6. Utilizing a multidisciplinary skin care committee to identify new and more effective skin-protective products adds dimension to the development of a strategy that maintains skin integrity. Protecting skin integrity, one of the body's primary defenses against infection, and eliminating skin breakdown can remove denuded skin as a portal of entry for bacteria.36

Many strategies overlap: For example, early feedings will limit the number of days the infant in NICU needs a central line and decrease the use of parenteral nutrition, thus reducing its exposure to the risk of a bloodstream infection resulting from prolonged use of these therapies. Most strategies that reduce NIs require a commitment from the individual nurse and the unit as a whole. The social culture of the NICU must support development of specialized teams, like a PCVC or skin care team, and utilization of a CQI process to track the effectiveness of chosen strategies to determine whether there is a measurable impact on the NI rate.18 In addition to evaluating outcomes, the entire team must be willing to modify strategies that have been shown to be ineffective, implement changes in practice, and continuously reevaluate NI rates. Units that have initiated a CQI-based approach for developing strategies to minimize the risks of NI have been able to lower their NI rate and sustain a lower incidence of NIs over time.18

CONCLUSION

The risk of NI increases with decreasing birth weight and gestational age and increasing invasive therapies.
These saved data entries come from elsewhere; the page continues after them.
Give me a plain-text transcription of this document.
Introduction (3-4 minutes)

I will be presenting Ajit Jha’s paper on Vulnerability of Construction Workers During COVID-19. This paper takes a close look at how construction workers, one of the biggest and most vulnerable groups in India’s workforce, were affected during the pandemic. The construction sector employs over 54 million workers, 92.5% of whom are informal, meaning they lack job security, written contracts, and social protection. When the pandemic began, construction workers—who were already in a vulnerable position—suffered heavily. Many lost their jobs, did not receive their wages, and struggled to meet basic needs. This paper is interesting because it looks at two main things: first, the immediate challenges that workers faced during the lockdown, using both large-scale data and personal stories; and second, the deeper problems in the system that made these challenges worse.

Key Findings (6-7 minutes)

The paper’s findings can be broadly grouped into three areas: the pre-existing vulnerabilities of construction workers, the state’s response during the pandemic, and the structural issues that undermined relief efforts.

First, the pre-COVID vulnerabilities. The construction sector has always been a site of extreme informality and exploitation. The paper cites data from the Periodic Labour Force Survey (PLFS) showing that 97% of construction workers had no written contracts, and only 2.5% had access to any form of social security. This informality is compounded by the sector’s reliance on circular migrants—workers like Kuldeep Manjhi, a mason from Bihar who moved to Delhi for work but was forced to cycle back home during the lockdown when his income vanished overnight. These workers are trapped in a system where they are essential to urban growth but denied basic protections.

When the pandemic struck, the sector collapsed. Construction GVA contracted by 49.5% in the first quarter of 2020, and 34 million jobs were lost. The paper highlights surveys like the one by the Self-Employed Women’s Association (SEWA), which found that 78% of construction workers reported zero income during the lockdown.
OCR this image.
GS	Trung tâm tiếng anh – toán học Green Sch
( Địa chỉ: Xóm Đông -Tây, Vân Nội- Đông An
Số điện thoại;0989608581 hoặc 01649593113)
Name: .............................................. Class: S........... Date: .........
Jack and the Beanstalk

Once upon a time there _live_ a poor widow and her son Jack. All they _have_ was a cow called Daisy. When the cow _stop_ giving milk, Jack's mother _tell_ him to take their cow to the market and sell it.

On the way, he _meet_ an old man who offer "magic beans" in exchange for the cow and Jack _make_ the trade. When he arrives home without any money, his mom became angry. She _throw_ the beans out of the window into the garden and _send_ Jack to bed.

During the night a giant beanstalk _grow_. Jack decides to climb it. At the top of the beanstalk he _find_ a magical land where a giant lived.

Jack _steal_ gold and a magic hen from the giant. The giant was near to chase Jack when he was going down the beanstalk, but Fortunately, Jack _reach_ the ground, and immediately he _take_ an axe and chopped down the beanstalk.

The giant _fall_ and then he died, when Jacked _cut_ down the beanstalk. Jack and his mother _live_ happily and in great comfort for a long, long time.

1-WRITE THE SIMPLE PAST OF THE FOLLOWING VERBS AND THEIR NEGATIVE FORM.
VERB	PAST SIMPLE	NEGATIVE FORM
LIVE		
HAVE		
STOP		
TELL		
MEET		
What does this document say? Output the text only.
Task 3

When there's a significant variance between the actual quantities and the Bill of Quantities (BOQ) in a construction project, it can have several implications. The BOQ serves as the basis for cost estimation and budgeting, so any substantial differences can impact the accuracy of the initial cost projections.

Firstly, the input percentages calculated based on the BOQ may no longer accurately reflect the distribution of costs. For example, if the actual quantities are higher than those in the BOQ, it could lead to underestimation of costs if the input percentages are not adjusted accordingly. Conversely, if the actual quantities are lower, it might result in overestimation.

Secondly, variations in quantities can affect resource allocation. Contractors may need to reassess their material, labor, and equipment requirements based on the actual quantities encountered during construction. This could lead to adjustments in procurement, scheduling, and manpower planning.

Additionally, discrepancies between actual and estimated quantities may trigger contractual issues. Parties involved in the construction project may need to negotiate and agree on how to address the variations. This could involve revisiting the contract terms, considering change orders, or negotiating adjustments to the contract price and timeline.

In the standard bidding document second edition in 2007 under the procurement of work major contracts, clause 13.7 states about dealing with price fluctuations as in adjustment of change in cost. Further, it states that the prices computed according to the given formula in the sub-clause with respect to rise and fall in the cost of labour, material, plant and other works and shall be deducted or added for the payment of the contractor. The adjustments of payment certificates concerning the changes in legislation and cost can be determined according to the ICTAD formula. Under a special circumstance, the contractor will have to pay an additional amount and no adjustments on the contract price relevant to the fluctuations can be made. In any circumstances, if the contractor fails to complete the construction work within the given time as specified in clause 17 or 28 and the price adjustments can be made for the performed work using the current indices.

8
There are significant morbidities and an increased mortality rate associated with NI. By comparing units with low-infection rates with those with higher-infection rates, strategies to minimize the impact of risk factors have been identified. In addition, units that have instituted infection reduction strategies and compared NI rates before and after a change in practice have identified strategies that decrease NI rates. The most significant impact has been seen after the institution of a strict hand-washing policy and a change in the unit's culture to promote adherence to the policy. Other factors that decrease NI rates include decreasing exposure to invasive procedures with early extubation, limiting parenteral nutrition and central line days, and minimizing skin punctures for laboratory draws, sugar checks, and intravenous fluids. Early feedings and minimizing antibiotic exposure have also been shown to decrease NI. By evaluating the risks of NI in the NICU, adopting a structured strategy that changes unit practices to address those risks, and evaluating the impact of the newly adopted strategies by tracking infection sites and organisms, the incidence of NIs in the neonatal population can be reduced.